The vulnerability is a result of improper input validation and a lack of output encoding when processing DNS records of the types LOC, RP, SSHFP, and TLSA. An authenticated user with DNS management permissions can exploit this to inject arbitrary records into the bind9 zone file, potentially leading to domain hijacking or DNS amplification attacks.
The vulnerability exists in a multi-step process that would be visible in a runtime profile:
- The
DomainZones::add function is the primary entry point that receives the malicious user input. Before the patch, it performed no validation at all for the affected record types.
- The patch introduced new validation functions in the
Validate class. However, these functions are flawed.
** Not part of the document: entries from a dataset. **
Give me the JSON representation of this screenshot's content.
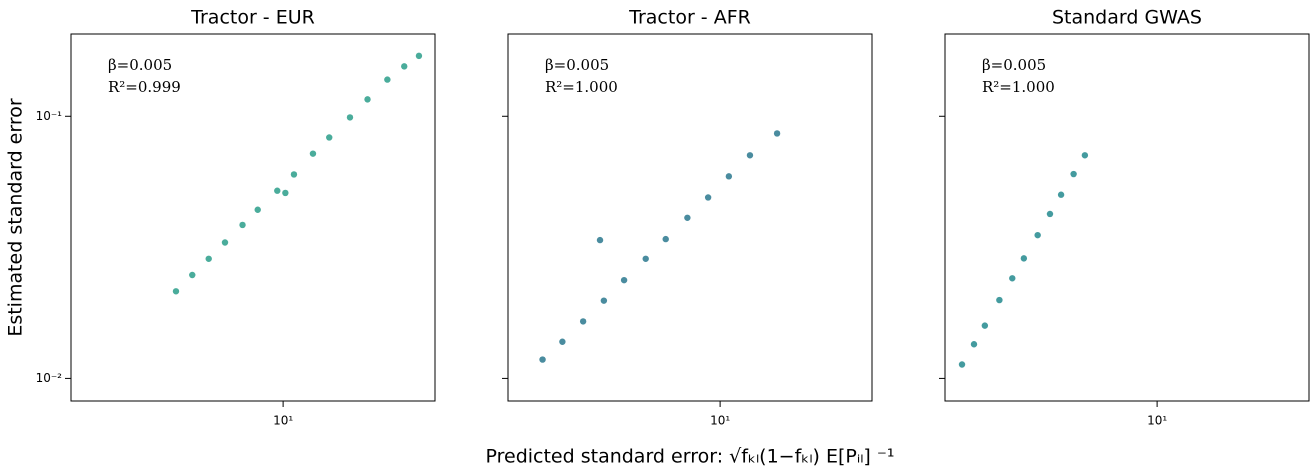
{
  "chart_data": [
    {
      "type": "scatter",
      "title": "Tractor - EUR",
      "ylabel": "Estimated standard error",
      "annotations": [
        "β=0.005",
        "R²=0.999"
      ],
      "x": [
        3.9,
        4.5,
        5.2,
        6,
        7,
        8,
        9.5,
        11,
        13,
        15,
        18,
        21,
        25,
        29,
        33,
        10.2
      ],
      "values": [
        0.0215,
        0.0248,
        0.0286,
        0.033,
        0.0385,
        0.044,
        0.052,
        0.06,
        0.072,
        0.083,
        0.099,
        0.116,
        0.138,
        0.155,
        0.17,
        0.051
      ],
      "color": "#2a9d8a",
      "xlog": true,
      "ylog": true,
      "xlim": [
        1.55,
        38
      ],
      "ylim": [
        0.0082,
        0.206
      ],
      "xticks": [
        {
          "value": 10,
          "label": "10¹"
        }
      ],
      "yticks": [
        {
          "value": 0.01,
          "label": "10⁻²"
        },
        {
          "value": 0.1,
          "label": "10⁻¹"
        }
      ]
    },
    {
      "type": "scatter",
      "title": "Tractor - AFR",
      "xlabel": "Predicted standard error: √fₖₗ(1−fₖₗ) E[Pᵢₗ] ⁻¹",
      "annotations": [
        "β=0.005",
        "R²=1.000"
      ],
      "x": [
        2.1,
        2.5,
        3,
        3.6,
        4.3,
        5.2,
        6.2,
        7.5,
        9,
        10.8,
        13,
        16.5,
        3.48
      ],
      "values": [
        0.0118,
        0.0138,
        0.0165,
        0.0198,
        0.0237,
        0.0286,
        0.034,
        0.041,
        0.049,
        0.059,
        0.071,
        0.086,
        0.0337
      ],
      "color": "#2a788e",
      "xlog": true,
      "ylog": true,
      "xlim": [
        1.55,
        38
      ],
      "ylim": [
        0.0082,
        0.206
      ],
      "xticks": [
        {
          "value": 10,
          "label": "10¹"
        }
      ],
      "yticks": [
        0.01,
        0.1
      ]
    },
    {
      "type": "scatter",
      "title": "Standard GWAS",
      "annotations": [
        "β=0.005",
        "R²=1.000"
      ],
      "x": [
        1.8,
        2,
        2.2,
        2.5,
        2.8,
        3.1,
        3.5,
        3.9,
        4.3,
        4.8,
        5.3
      ],
      "values": [
        0.0113,
        0.0135,
        0.0159,
        0.0199,
        0.0241,
        0.0287,
        0.0352,
        0.0424,
        0.0502,
        0.0602,
        0.071
      ],
      "color": "#23898e",
      "xlog": true,
      "ylog": true,
      "xlim": [
        1.55,
        38
      ],
      "ylim": [
        0.0082,
        0.206
      ],
      "xticks": [
        {
          "value": 10,
          "label": "10¹"
        }
      ],
      "yticks": [
        0.01,
        0.1
      ]
    }
  ]
}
Validate::validateDnsLoc uses a regex with \s+ that allows newlines, enabling an attacker to inject additional DNS records. Validate::validateDnsTlsa fails to enforce a maximum length for certain records, allowing for oversized payloads.
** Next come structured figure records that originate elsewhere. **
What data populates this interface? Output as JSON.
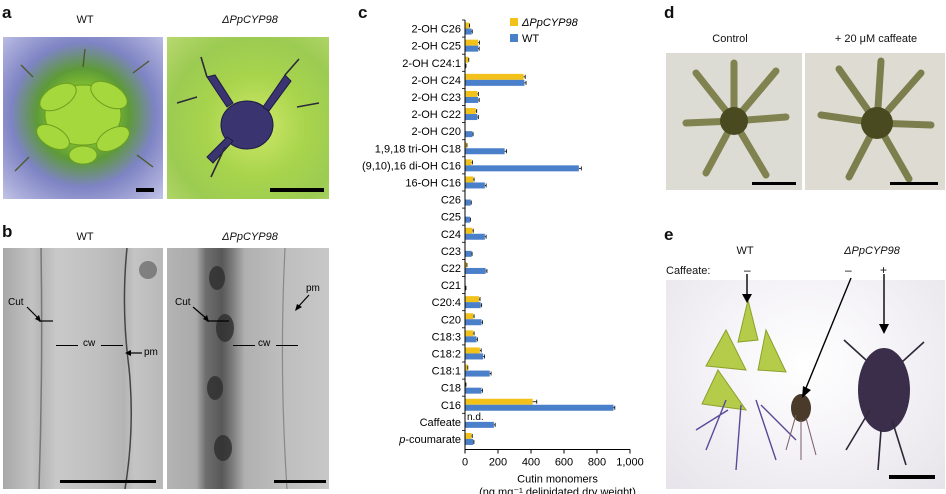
{
  "panels": {
    "a": {
      "label": "a",
      "left_title": "WT",
      "right_title": "ΔPpCYP98"
    },
    "b": {
      "label": "b",
      "left_title": "WT",
      "right_title": "ΔPpCYP98",
      "left_annotations": {
        "cut": "Cut",
        "cw": "cw",
        "pm": "pm"
      },
      "right_annotations": {
        "cut": "Cut",
        "cw": "cw",
        "pm": "pm"
      }
    },
    "c": {
      "label": "c"
    },
    "d": {
      "label": "d",
      "left_title": "Control",
      "right_title": "+ 20 μM caffeate"
    },
    "e": {
      "label": "e",
      "wt_title": "WT",
      "mut_title": "ΔPpCYP98",
      "caffeate_label": "Caffeate:",
      "signs": [
        "–",
        "–",
        "+"
      ]
    }
  },
  "chart_data": {
    "type": "bar",
    "orientation": "horizontal",
    "categories": [
      "2-OH C26",
      "2-OH C25",
      "2-OH C24:1",
      "2-OH C24",
      "2-OH C23",
      "2-OH C22",
      "2-OH C20",
      "1,9,18 tri-OH C18",
      "(9,10),16 di-OH C16",
      "16-OH C16",
      "C26",
      "C25",
      "C24",
      "C23",
      "C22",
      "C21",
      "C20:4",
      "C20",
      "C18:3",
      "C18:2",
      "C18:1",
      "C18",
      "C16",
      "Caffeate",
      "p-coumarate"
    ],
    "series": [
      {
        "name": "ΔPpCYP98",
        "color": "#f2c21b",
        "values": [
          25,
          80,
          20,
          355,
          75,
          65,
          0,
          10,
          40,
          50,
          0,
          0,
          45,
          0,
          10,
          0,
          85,
          50,
          50,
          90,
          15,
          5,
          410,
          0,
          40
        ],
        "errors": [
          3,
          8,
          3,
          10,
          6,
          6,
          0,
          2,
          5,
          5,
          0,
          0,
          5,
          0,
          2,
          0,
          6,
          5,
          5,
          8,
          2,
          1,
          25,
          0,
          4
        ]
      },
      {
        "name": "WT",
        "color": "#4a7fc9",
        "values": [
          40,
          80,
          5,
          360,
          80,
          75,
          45,
          240,
          690,
          120,
          35,
          30,
          120,
          40,
          125,
          5,
          95,
          100,
          70,
          110,
          150,
          100,
          900,
          175,
          50
        ],
        "errors": [
          4,
          6,
          1,
          10,
          6,
          6,
          4,
          12,
          15,
          8,
          3,
          3,
          8,
          3,
          8,
          1,
          6,
          6,
          5,
          8,
          8,
          6,
          8,
          8,
          4
        ]
      }
    ],
    "xlim": [
      0,
      1000
    ],
    "xticks": [
      "0",
      "200",
      "400",
      "600",
      "800",
      "1,000"
    ],
    "xtick_values": [
      0,
      200,
      400,
      600,
      800,
      1000
    ],
    "xlabel_line1": "Cutin monomers",
    "xlabel_line2": "(ng mg⁻¹ delipidated dry weight)",
    "annotation": "n.d.",
    "legend_position": "top-right"
  }
}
- A fundamental flaw is that all the new validation functions (
validateDnsLoc, validateDnsTlsa, validateDnsRp, validateDnsSshfp) return the original, unescaped input. The DomainZones::add function then uses this raw data, which is subsequently concatenated directly into the DNS zone file, causing the injection (CWE-74).
During an exploit, a profiler would show a call to DomainZones::add, which in turn calls one of the flawed Validate methods before the malicious data is processed and written to the zone file.